Zambia should also start to earnestly promote projects that have to do with environmentally sound waste disposal.
This it must do because waste projects also support pliability by lessening waste disposal in waterways and safeguarding infrastructure against flooding which has become a common feature in many parts of Lusaka and others towns in Zambia.
So the inventiveness by our Lafarge Zambia Plc to come up with a pioneering way of managing waste so that the ecosystem is not polluted could not have come at a better time than now.
Lafarge geocycle manager Chabala Chanda says there is need for proper waste management system to manage hazardous waste, which can be a danger to humans and animal species as well as the environment.
He says Lafarge came up with a good waste management system which is able to protect the ecosystems as well as human beings.
He told journalists during a media tour at the company that Lafarge Holcim’s waste management business used co-processing as a safe and sustainable solution that could help manage their stakeholders ‘wastes and meet their environmental goals has been introduced.

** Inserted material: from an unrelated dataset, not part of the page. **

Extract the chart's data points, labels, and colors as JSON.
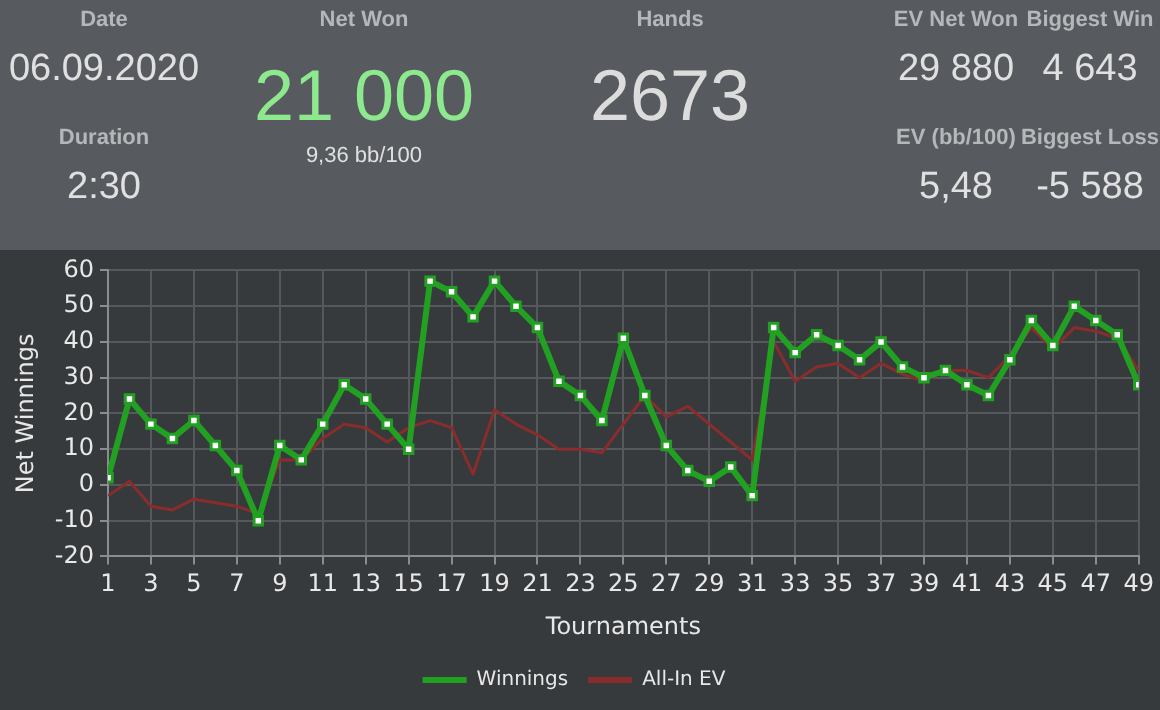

Mr Chanda said last year Lafarge Cement group of companies were able to manage about 52 million tonnes of waste worldwide by making sure that there was no waste carelessly dumped that affected the ecosystem.
He explained that co-processing meant they used waste materials that were processed together with raw materials to produce cement.
“In co-processing there is complete destruction of qualified waste streams leaving no residues to be disposed of,
“Geocycle is contributing to protect water sources it is used to protect the health of the citizens because these chemical once they get in contact with human beings they may be hazardous,” he said.
Mr Chanda said that using the Geocycle system, offered a solution to human health as well as the environment,
He said for those companies that felt they had materials that were difficult to manage they could get in touch with Lafarge and given disposal solutions.
Mr Chanda said there was need to dispose of waste in a proper manner to avoid its negative impact on environment and people.
While waste management practice appears to be a lost battle in Zambia, there is not shame for our local authorities to try what Lafarge is doing and rid our towns and cities of the dreaded waste.